The people rule @ your.gov.au
Topic 4: Our representatives – how representative are they?
Student handout: Profiling our representatives
What proportion of males and females are there in our parliaments?
What is the age range of our representatives?
What educational qualifications do our representatives have?
What occupational backgrounds do they have?
How representative are our politicians of the society at large?
What makes representation effective?
It is sometimes said that our representatives in parliament should 'mirror' the people. For example, groups such as women, cultural groups, age groups and Indigenous Australians should be represented in the parliaments in proportion to their numbers in the community.
Is there a case for giving Indigenous Australians separate representation? In the New Zealand House of Representatives, for example, there are four seats reserved for Maori representatives.
The Parliament @ Work database contains a range of data on our representatives including gender, age, educational qualifications and former occupations. This allows us to look at the extent to which they mirror the Australian population.
1. Profile of your representatives
In this activity you will use the Parliament @ Work data to write a profile of either:
- all your State or Territory representatives;
- all your Federal representatives.
Present your profile as a series of bar or pie charts or some other diagrammatic form.
Your profile should include:
- What are the numbers of males and females in the Lower House (and Upper House if applicable)?
- Is the gender balance different in different political parties? In different Houses?
Age of representatives (look at date of birth)
- What is the age range of representatives?
- How many are: under 30/from 30–40/40–50/50–60/over 60?
- Are there age differences between political parties? Between Upper and Lower Houses of Parliament (if applicable)?
- How many representatives have tertiary qualifications? Secondary school qualifications?
- Are there differences in qualifications between political parties?
- Would you consider your representatives to be well educated? Why or why not?
- Make a list of former occupations of MPs and classify them according to this list – for example: Education (lecturer, teacher), Legal (lawyer, barrister, solicitor) – and provide numbers. (Some parliamentarians have a number of former occupations.)
- Are there differences in types of former occupations between political parties? Are there occupations that are particular to one party or another (for example, grazier, trade union official)?
You can look at the place of birth or the personal profiles of MPs. It might not be possible to find information for all parliamentarians, but by using the 'wwwlinks' section of Parliament @ Work you may go to your State or Territory parliamentary website where there will be links to MPs' websites.)
- Does your parliament have a range of ethnic and cultural backgrounds? Explain.
After you have completed your profile, discuss in your groups and answer the following questions.
- How representative of the Australian population are these parliamentary representatives? How effective do you think your State or Territory or Federal parliament might be in representing the views of women, young people, people with little formal education, Australians from a variety of cultural backgrounds, or people who work in semi-skilled or unskilled occupations?
- Do you think it is important that our parliamentary representatives should mirror the Australian population in terms of gender, ethnic and cultural backgrounds, age and occupation? If so, why? If not, why not? How can MPs find out about the needs of their local constituents in order to represent their interests in parliament?

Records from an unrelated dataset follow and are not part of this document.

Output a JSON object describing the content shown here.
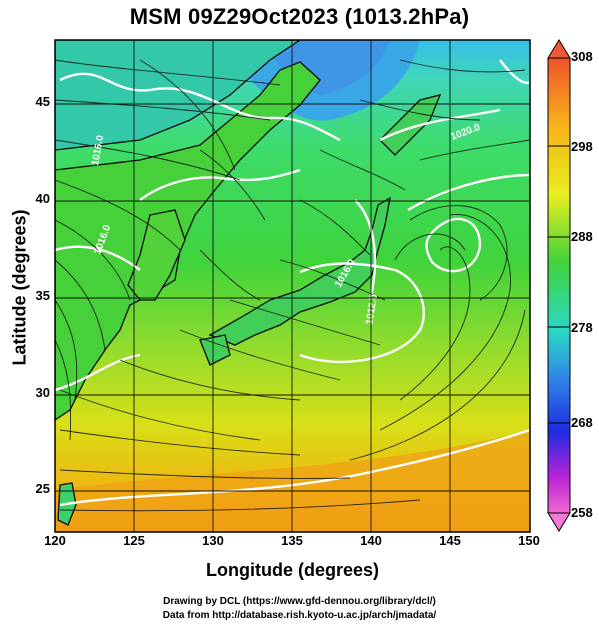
{
  "title": "MSM 09Z29Oct2023 (1013.2hPa)",
  "axes": {
    "xlabel": "Longitude (degrees)",
    "ylabel": "Latitude  (degrees)",
    "x_ticks": [
      "120",
      "125",
      "130",
      "135",
      "140",
      "145",
      "150"
    ],
    "y_ticks": [
      "25",
      "30",
      "35",
      "40",
      "45"
    ]
  },
  "colorbar": {
    "ticks": [
      "308",
      "298",
      "288",
      "278",
      "268",
      "258"
    ]
  },
  "contour_labels": [
    "1016.0",
    "1012.0",
    "1016.0",
    "1016.0",
    "1020.0"
  ],
  "credits": {
    "line1": "Drawing by DCL (https://www.gfd-dennou.org/library/dcl/)",
    "line2": "Data from http://database.rish.kyoto-u.ac.jp/arch/jmadata/"
  },
  "map": {
    "lon_range": [
      120,
      150
    ],
    "lat_range": [
      22.4,
      47.6
    ],
    "grid": true,
    "cyclone_center": {
      "lon": 144.6,
      "lat": 37.3
    }
  }
}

2. What makes a good representative?
Write a list of the people who represent you and your family. This could be in areas such as the school's SRC, sporting groups, local council, State or Territory and Commonwealth government and include leaders such as the Prime Minister.
In groups write down a list of ten qualities you think a good representative should have (for example, honesty, effective communicator) and why you think these qualities are important.
Share your list with other groups in the class and come up with a class consensus of ten qualities.
3. Profile of a Member of Parliament
Using the Parliament @ Work database find out the name of your State or Territory or Federal local member and electorate. (The class may have a number of different local members.)
In your group, brainstorm a list of questions you could ask a State or Territory representative, to develop a comprehensive profile.
These might include:
- What is your background?
- What was your motivation to enter politics?
- Why did you join a political party?
- What issues are important to you?
- How do you find out about the needs of people in your electorate?
- What are the important issues affecting young people?
- How do people try to influence you?
- What kind of work do you do?
- Is it difficult representing a political party and the local electorate?
- Should there be more women and young people in parliament?
- What is your greatest achievement?
- If you could change one thing tomorrow, what would it be?
- What are the qualities of a good representative?
- Should our representatives 'mirror' the community?
In your groups finalise your questions. Copy the list of questions so that each member of your group has the final version.
Find out information for your profile from the Internet, your local electorate office, parliamentary websites, newspapers and/or a personal interview.
Present your profile to the rest of the class as a talk, poster or computer presentation.